In other words: That’s racing.
Luca’s definitely not saying that Ferrari is throwing in the towel.
“It’s at times like these that I want to see the Ferrari I know,” Montezemolo added. “A team that is focused and that holds its nerve. I will speak to Fernando by phone soon to give him even more motivation with which to tackle these last five races, with the bit between his teeth, as indeed I expect all the team to do. Yesterday’s second place for Felipe was very important in this final part of the season when his contribution is even more vital. I expect a huge effort from our engineers who have already shown they are capable of that and we are perfectly aware that this championship is still in our hands.”
I suppose Sebastian Vettel and Christian Horner might have a thing or two to say in response.

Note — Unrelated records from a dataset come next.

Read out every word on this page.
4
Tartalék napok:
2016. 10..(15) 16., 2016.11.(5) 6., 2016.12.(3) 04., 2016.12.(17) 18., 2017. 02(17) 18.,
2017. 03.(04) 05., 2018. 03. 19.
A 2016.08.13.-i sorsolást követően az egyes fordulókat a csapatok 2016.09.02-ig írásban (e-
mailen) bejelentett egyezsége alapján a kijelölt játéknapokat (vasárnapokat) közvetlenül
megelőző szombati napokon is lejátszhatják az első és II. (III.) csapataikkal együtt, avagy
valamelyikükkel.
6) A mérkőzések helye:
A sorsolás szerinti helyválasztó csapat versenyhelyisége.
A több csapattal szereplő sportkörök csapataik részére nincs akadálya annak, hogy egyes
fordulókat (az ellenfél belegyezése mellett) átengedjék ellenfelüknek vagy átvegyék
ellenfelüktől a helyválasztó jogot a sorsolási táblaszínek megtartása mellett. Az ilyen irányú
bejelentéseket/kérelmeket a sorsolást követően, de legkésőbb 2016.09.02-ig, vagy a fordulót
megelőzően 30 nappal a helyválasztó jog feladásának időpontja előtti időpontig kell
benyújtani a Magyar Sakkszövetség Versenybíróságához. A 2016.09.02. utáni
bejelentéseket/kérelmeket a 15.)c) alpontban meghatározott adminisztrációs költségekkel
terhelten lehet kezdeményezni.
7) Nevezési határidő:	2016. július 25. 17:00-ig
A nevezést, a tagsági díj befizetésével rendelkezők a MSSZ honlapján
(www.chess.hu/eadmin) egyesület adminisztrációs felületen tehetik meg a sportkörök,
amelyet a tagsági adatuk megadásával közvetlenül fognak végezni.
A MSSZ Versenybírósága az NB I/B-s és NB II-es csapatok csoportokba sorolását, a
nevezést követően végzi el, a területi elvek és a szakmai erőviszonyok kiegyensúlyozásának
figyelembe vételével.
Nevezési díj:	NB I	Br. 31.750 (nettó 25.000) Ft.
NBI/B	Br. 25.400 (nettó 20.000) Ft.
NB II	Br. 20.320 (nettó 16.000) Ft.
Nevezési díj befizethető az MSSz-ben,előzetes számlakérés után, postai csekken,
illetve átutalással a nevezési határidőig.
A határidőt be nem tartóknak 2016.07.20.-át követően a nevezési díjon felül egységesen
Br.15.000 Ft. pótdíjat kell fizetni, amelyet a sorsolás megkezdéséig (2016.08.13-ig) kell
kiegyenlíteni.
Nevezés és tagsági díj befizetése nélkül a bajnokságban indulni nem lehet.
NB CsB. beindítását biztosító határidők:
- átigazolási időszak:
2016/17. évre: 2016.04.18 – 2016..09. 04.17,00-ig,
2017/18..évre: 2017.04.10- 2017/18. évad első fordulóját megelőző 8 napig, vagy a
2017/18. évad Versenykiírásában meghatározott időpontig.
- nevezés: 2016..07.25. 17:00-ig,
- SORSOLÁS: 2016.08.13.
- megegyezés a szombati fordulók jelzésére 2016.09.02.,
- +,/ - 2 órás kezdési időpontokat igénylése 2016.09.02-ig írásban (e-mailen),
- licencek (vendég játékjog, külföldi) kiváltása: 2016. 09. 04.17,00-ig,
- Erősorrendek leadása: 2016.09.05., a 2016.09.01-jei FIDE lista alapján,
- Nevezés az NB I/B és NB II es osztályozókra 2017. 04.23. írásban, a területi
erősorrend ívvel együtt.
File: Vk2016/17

I don’t want to put too much emphasis on this weekend’s race in Korea, but Ferrari has had a fair amount of success at the two races held there. And, according to Technical Director Pat Fry, the tire compounds should work in Ferrari’s favor.
“In Korea we will be running Pirelli’s Soft and Supersoft tyres, with which we have usually been successful in finding a good balance on the car,” so we can expect to have another good race, although how competitive we are will depend on how each team has progressed with the development of its car,” Fry said. “One also has to factor in the way some circuits are better suited to certain cars than others. Throughout this season, no real pattern has emerged to help predict who will be quick where: recently McLaren put together a string of three very strong races, but in Suzuka, we were a match for them, while Red Bull always seem to go well in Japan.”
Here’s my crazy, Pre-Korea thought: Check the standings, you’ll find Alonso just ahead of Vettel, 194 points to 190. If those two get too caught up in each other’s business, who could slip in?
The guy standing in third: Kimi Raikkonen. That would be an awesome story heading to season’s end.